Luuk De Jong zaskoczył wszystkich. Transfer bez wiedzy dziennikarzy, to tak się jeszcze da?

Luuk De Jong miał już odejść na „peryferia futbolu”, by dorobić jeszcze trochę przed swoją piłkarską emeryturą. Do transferu jednak nie doszło, a dziennikarze nie byli w stanie powiedzieć, co z jego przyszłością. Nagle podczas prezentacji składu nowej drużyny Jana Bednarka, holenderski napastnik wyszedł na środek murawy w trykocie FC Porto.
Luuk De Jong zaskoczył wszystkich?
Wszystko miało już być gotowe, a holenderski zawodnik był szykowany do piłkarskiej emerytury. Tak zdecydowanie należy nazwać kierunek Arabii Saudyjskiej, a konkretnie Al-Ettifaq. Wedle podawanych informacji w mediach De Jong miał trafić właśnie do Arabii. Santo Aouna, czyli świetnie poinformowany newsman potwierdził, że taki ruch się wydarzy. Ostatecznie do transferu miało nie dojść przez próbę negocjowania wyższego wynagrodzenia. Dziennikarze przystąpili więc do dywagowania nad ewentualnym miejscem, gdzie może trafić doświadczony napastnik, lecz konkretów nie było.
Pojawiał się kierunek włoski, ale także możliwość powrotu do Sewilli. Jednak zarówno Holender, jak i jego nowy klub zaskoczyli wszystkich. Na Estádio do Dragão miał odbyć się mecz towarzyski z hiszpańskim Atletico Madryt, ale przed nim zaplanowano prezentację składu na nowy sezon. Mogliśmy wówczas zobaczyć chociażby Jana Bednarka, który niedawno zasilił szeregi „Smoków” i miał właśnie zadebiutować. Ku zaskoczeniu wszystkich na murawie z numerem „26” na plecach pojawił się nagle… Luuk de Jong.
🚨 SURPRISE, SURPRISE!
FC Porto announced Luuk De Jong. 🇳🇱
NO ONE KNEW OF HIS SIGNING until he was unveiled in front of the fans. 🤯
🎥 @sporttvportugal pic.twitter.com/qaLKu1xGz8
— Polymarket FC (@PolymarketFC) August 3, 2025
Do ogłoszenia transferu De Jonga doszło bez zapowiedzi i wcześniejszych przecieków medialnych. Nie padło nawet słynne „here we go” od Fabrizio Romano. Transfer ten jest więc czymś niecodziennym w aktualnym świecie mediów, ponieważ ciągle trwa wyścig, kto pierwszy ogłosi konkretny ruch, ale nie w tym przypadku. Zaskoczył on nie tylko fanów FC Porto, ale i wszystkich tych śledzących europejski futbol.

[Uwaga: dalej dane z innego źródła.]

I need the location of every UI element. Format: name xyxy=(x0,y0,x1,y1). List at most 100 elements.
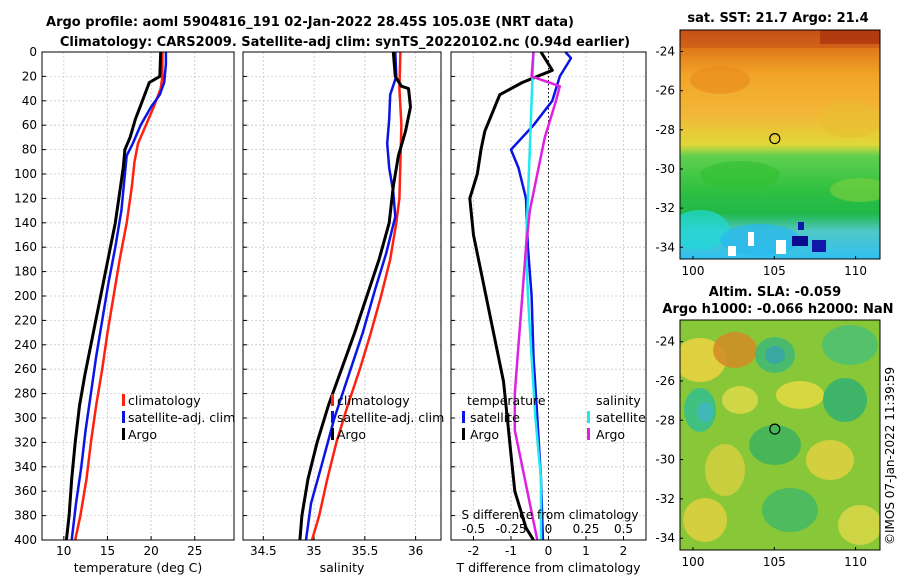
sla-profile-marker xyxy=(769,423,781,435)
legend-swatch xyxy=(331,411,334,423)
series-line-satellite-adj-clim xyxy=(70,52,168,540)
x-tick-label: 20 xyxy=(143,544,158,558)
map-x-tick-label: 105 xyxy=(763,555,786,569)
series-group xyxy=(468,52,573,540)
map-y-tick-label: -32 xyxy=(655,492,675,506)
legend-swatch xyxy=(122,411,125,423)
depth-tick-label: 20 xyxy=(22,69,37,83)
series-line-argo xyxy=(298,52,412,540)
depth-tick-label: 140 xyxy=(14,216,37,230)
map-y-tick-label: -34 xyxy=(655,240,675,254)
sst-map-field xyxy=(680,30,880,259)
x-tick-label: 10 xyxy=(56,544,71,558)
legend-swatch xyxy=(587,428,590,440)
map-x-tick-label: 105 xyxy=(763,264,786,278)
secondary-x-axis-label: S difference from climatology xyxy=(462,508,639,522)
series-line-salinity-argo xyxy=(513,52,562,540)
legend-entry: satellite xyxy=(470,410,520,425)
x-tick-label: 1 xyxy=(582,544,590,558)
sst-map-title: sat. SST: 21.7 Argo: 21.4 xyxy=(687,11,868,26)
map-y-tick-label: -24 xyxy=(655,335,675,349)
map-y-tick-label: -26 xyxy=(655,374,675,388)
depth-tick-label: 360 xyxy=(14,484,37,498)
x-tick-label: 36 xyxy=(408,544,423,558)
legend-swatch xyxy=(122,394,125,406)
legend-entry: satellite-adj. clim xyxy=(128,410,235,425)
map-y-tick-label: -24 xyxy=(655,45,675,59)
depth-tick-label: 120 xyxy=(14,191,37,205)
map-y-tick-label: -26 xyxy=(655,84,675,98)
secondary-x-tick-label: 0.5 xyxy=(614,522,633,536)
legend-entry: Argo xyxy=(470,427,499,442)
depth-tick-label: 0 xyxy=(29,45,37,59)
x-axis-label: salinity xyxy=(320,560,365,575)
difference-panel: -2 -1 0 1 2 T difference from climatology temp… xyxy=(450,51,647,575)
x-tick-label: 2 xyxy=(620,544,628,558)
secondary-x-tick-label: 0 xyxy=(545,522,553,536)
series-line-climatology xyxy=(73,52,164,540)
legend-swatch xyxy=(331,428,334,440)
map-x-tick-label: 110 xyxy=(844,264,867,278)
depth-tick-label: 280 xyxy=(14,387,37,401)
depth-tick-label: 80 xyxy=(22,143,37,157)
x-tick-label: 25 xyxy=(187,544,202,558)
legend-entry: satellite-adj. clim xyxy=(337,410,444,425)
depth-tick-label: 320 xyxy=(14,435,37,449)
map-x-tick-label: 100 xyxy=(682,264,705,278)
map-y-tick-label: -34 xyxy=(655,531,675,545)
depth-tick-label: 240 xyxy=(14,338,37,352)
depth-tick-label: 200 xyxy=(14,289,37,303)
depth-tick-label: 300 xyxy=(14,411,37,425)
series-line-temperature-argo xyxy=(468,52,554,540)
legend-title-salinity: salinity xyxy=(596,393,641,408)
sla-map-title-line2: Argo h1000: -0.066 h2000: NaN xyxy=(662,302,893,317)
legend-entry: Argo xyxy=(337,427,366,442)
figure-title-line1: Argo profile: aoml 5904816_191 02-Jan-20… xyxy=(46,15,574,30)
depth-tick-label: 400 xyxy=(14,533,37,547)
depth-tick-label: 100 xyxy=(14,167,37,181)
salinity-panel: 34.5 35 35.5 36 salinity climatology satellite… xyxy=(242,51,444,575)
map-x-tick-label: 100 xyxy=(682,555,705,569)
legend-swatch xyxy=(122,428,125,440)
series-group xyxy=(64,52,168,540)
timestamp-label: ©IMOS 07-Jan-2022 11:39:59 xyxy=(883,367,897,545)
series-line-temperature-satellite xyxy=(509,52,573,540)
map-y-tick-label: -28 xyxy=(655,413,675,427)
legend-swatch xyxy=(331,394,334,406)
map-y-tick-label: -30 xyxy=(655,162,675,176)
plot-frame xyxy=(450,51,647,541)
depth-tick-label: 60 xyxy=(22,118,37,132)
depth-tick-label: 380 xyxy=(14,509,37,523)
depth-tick-label: 180 xyxy=(14,265,37,279)
secondary-x-tick-label: 0.25 xyxy=(573,522,600,536)
series-line-salinity-satellite xyxy=(524,52,543,540)
x-tick-label: 0 xyxy=(545,544,553,558)
map-y-tick-label: -32 xyxy=(655,201,675,215)
x-tick-label: -2 xyxy=(468,544,480,558)
secondary-x-tick-label: -0.25 xyxy=(495,522,526,536)
legend-swatch xyxy=(462,428,465,440)
depth-tick-label: 340 xyxy=(14,460,37,474)
x-tick-label: 15 xyxy=(100,544,115,558)
legend-entry: satellite xyxy=(596,410,646,425)
x-tick-label: 35.5 xyxy=(351,544,378,558)
x-axis-label: temperature (deg C) xyxy=(74,560,203,575)
x-tick-label: 34.5 xyxy=(250,544,277,558)
sla-map-field xyxy=(680,320,880,550)
depth-tick-label: 260 xyxy=(14,362,37,376)
legend-swatch xyxy=(587,411,590,423)
series-line-satellite-adj-clim xyxy=(304,52,398,540)
legend-entry: Argo xyxy=(128,427,157,442)
legend-swatch xyxy=(462,411,465,423)
figure-title-line2: Climatology: CARS2009. Satellite-adj cli… xyxy=(60,35,630,50)
map-y-tick-label: -28 xyxy=(655,123,675,137)
x-tick-label: -1 xyxy=(505,544,517,558)
series-line-climatology xyxy=(310,52,403,540)
sla-map-panel: Altim. SLA: -0.059 Argo h1000: -0.066 h2… xyxy=(655,285,893,569)
depth-tick-label: 160 xyxy=(14,240,37,254)
legend-entry: climatology xyxy=(337,393,410,408)
series-group xyxy=(298,52,412,540)
depth-tick-label: 40 xyxy=(22,94,37,108)
series-line-argo xyxy=(64,52,163,540)
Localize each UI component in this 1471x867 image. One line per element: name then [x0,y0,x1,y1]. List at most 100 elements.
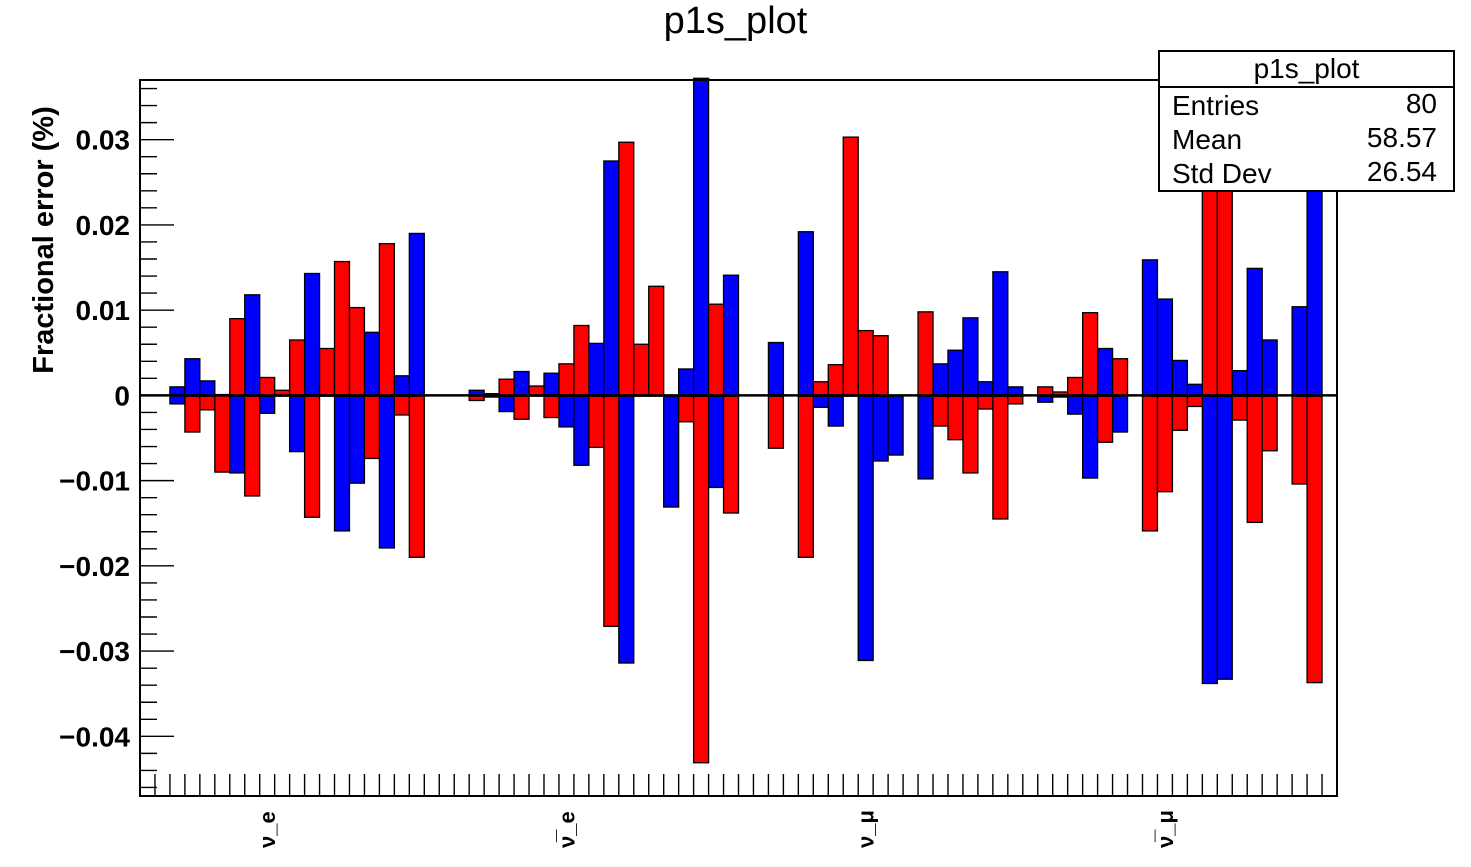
bar-series0-bin31 [603,160,620,397]
bar-series1-bin45 [812,381,829,397]
bar-series1-bin54 [947,395,964,441]
bar-series0-bin62 [1067,395,1084,415]
bar-series0-bin25 [513,370,530,397]
y-tick-label: −0.04 [59,721,130,752]
bar-series1-bin10 [288,339,306,397]
bar-series1-bin63 [1081,312,1099,397]
bar-series0-bin65 [1111,395,1129,433]
bar-series1-bin73 [1231,395,1248,421]
bar-series0-bin37 [692,77,710,397]
bar-series0-bin13 [333,395,351,532]
bar-series1-bin71 [1201,156,1218,397]
bar-series1-bin38 [707,303,725,397]
bar-series1-bin33 [633,343,650,397]
chart-title: p1s_plot [663,0,808,42]
y-tick-label: −0.01 [59,466,130,497]
bar-series0-bin71 [1201,395,1218,685]
bar-series0-bin38 [707,395,725,489]
x-category-label: ν_e [255,811,280,848]
bar-series1-bin37 [692,395,710,764]
stats-mean-label: Mean [1172,124,1243,155]
bar-series0-bin7 [244,294,261,397]
bar-series1-bin13 [333,260,351,397]
bar-series0-bin39 [722,274,740,397]
bar-series0-bin29 [573,395,590,466]
bar-series1-bin14 [348,306,366,397]
bar-series0-bin56 [977,381,994,397]
bar-series0-bin45 [812,395,829,408]
bar-series1-bin31 [603,395,620,628]
bar-series0-bin64 [1096,347,1114,397]
bar-series0-bin54 [947,349,964,397]
y-tick-label: −0.02 [59,551,130,582]
bar-series0-bin14 [348,395,366,484]
bar-series1-bin69 [1171,395,1189,431]
bar-series1-bin64 [1096,395,1114,443]
bar-series0-bin24 [498,395,515,413]
bar-series0-bin11 [303,272,321,397]
x-category-label: ν̅_μ [1153,810,1178,848]
stats-entries-label: Entries [1172,90,1260,121]
x-category-label: ν̅_e [554,811,579,848]
bar-series0-bin69 [1171,359,1189,397]
bar-series1-bin7 [244,395,261,497]
bar-series1-bin11 [303,395,321,518]
stats-row-stddev: Std Dev 26.54 [1160,156,1453,190]
bar-series1-bin32 [618,141,635,397]
y-axis-ticks [140,87,174,789]
bar-series1-bin55 [962,395,979,474]
bar-series0-bin16 [378,395,396,549]
bar-series0-bin15 [363,331,381,397]
bar-series1-bin34 [648,285,665,397]
bar-series0-bin32 [618,395,635,664]
bar-series0-bin53 [932,363,949,397]
bar-series1-bin16 [378,243,396,397]
bar-series1-bin67 [1141,395,1159,532]
bar-series1-bin17 [393,395,410,416]
bar-series0-bin50 [887,395,904,456]
bar-series0-bin48 [857,395,874,662]
bar-series1-bin48 [857,329,874,397]
bar-series1-bin42 [767,395,785,449]
bar-series0-bin28 [558,395,575,428]
y-tick-label: 0.02 [76,210,131,241]
bar-series0-bin77 [1291,306,1308,397]
bar-series0-bin49 [872,395,889,462]
bar-series0-bin55 [962,317,979,397]
x-category-label: ν_μ [854,810,879,848]
bar-series0-bin57 [992,271,1009,397]
bar-series1-bin27 [543,395,560,419]
bar-series1-bin58 [1007,395,1024,405]
bar-series0-bin52 [917,395,934,480]
y-tick-label: 0 [114,380,130,411]
bar-series1-bin5 [214,393,231,473]
x-axis-ticks [139,774,1338,796]
bar-series0-bin36 [678,368,695,397]
bar-series0-bin63 [1081,395,1099,479]
bar-series1-bin24 [498,378,515,397]
bar-series1-bin65 [1111,358,1129,397]
bar-series0-bin44 [797,231,814,397]
bar-series1-bin8 [259,376,276,397]
bar-series0-bin35 [663,395,680,508]
stats-entries-value: 80 [1405,88,1437,119]
bar-series1-bin49 [872,335,889,397]
bar-series1-bin18 [408,395,425,558]
chart-bars [169,77,1323,764]
stats-row-mean: Mean 58.57 [1160,122,1453,156]
stats-box-title: p1s_plot [1160,52,1453,88]
bar-series1-bin47 [842,136,859,397]
bar-series1-bin29 [573,324,590,397]
bar-series1-bin74 [1246,395,1263,524]
bar-series0-bin27 [543,372,560,397]
bar-series0-bin75 [1261,339,1278,397]
bar-series1-bin62 [1067,376,1084,397]
bar-series1-bin78 [1306,395,1323,684]
bar-series1-bin77 [1291,395,1308,485]
bar-series1-bin53 [932,395,949,427]
bar-series1-bin57 [992,395,1009,520]
y-tick-label: −0.03 [59,636,130,667]
y-axis-tick-labels: 0.03 0.02 0.01 0 −0.01 −0.02 −0.03 −0.04 [59,125,130,753]
bar-series1-bin30 [588,395,605,449]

Nowy kolega Jana Bednarka. Czy to dobry ruch?
Jak wiemy, nowym zawodnikiem FC Porto tego lata został również obrońca reprezentacji Polski – Jan Bendarek. Wyszedł nawet w pierwszej jedenastce na połączony z prezentacją De Jonga sparing przeciwko Atletico Madryt i co ważne, zachował w nim czyste konto. Porto wygrało to starcie 1:0, a gola na wagę zwycięstwa strzelił Victor Froholdt. Luuk de Jong nie był jeszcze w kadrze meczowej, natomiast bez wątpienia na papierze jest to bardzo interesujący podpis.
Froholdt faz o primeiro dos dragões em cima do intervalo 🤩#sporttvportugal #FUTEBOLnaSPORTTV #FCPorto #AtleticodeMadrid pic.twitter.com/Gu1T8FTIet
— sport tv (@sporttvportugal) August 3, 2025
Jeśli chodzi o napastników, Porto ma w kadrze Samu Omorodiona, który jest liderem ofensywy, ale są też rezerwowe „dziewiątki” w postaci Danny’ego Namaso czy też Deniza Gula, jednak Luuk de Jong z automatu wnosi ogrom doświadczenia, które może być wykorzystywane w konkretnych momentach. Idealnym tego przykładem była jego przygoda w FC Barcelonie, gdzie wchodząc z ławki dawał bardzo wiele – choć koniec końców wielu krytykuje jego obecność w tamtej drużynie. Włoski trener Francesco Farioli na pewno wykorzysta jego postać, nie tylko w minutach na murawie, ale także jako mentora dla młodych.
Luuk De Jong zaczął błyszczeć w PSV na „starość”. W trzy lata strzelił 64 gole. Zdobył dwa tytuły mistrzowskie, a w sezonie 2023/24 został królem strzelców Eredivisie z 29 trafieniami. Co bardziej niesamowite – dołożył do tego aż 15 asyst, stając się absolutną gwiazdą na skalę całej ligi. Został wybrany najlepszym piłkarzem tych rozgrywek. Potwierdził, że jest graczem zespołowym, bo już dekadę wcześniej – też w PSV – zdarzyło mu się dobić do 10 ligowych asyst. Zawsze zbierał ich całkiem sporo jak na napastnika.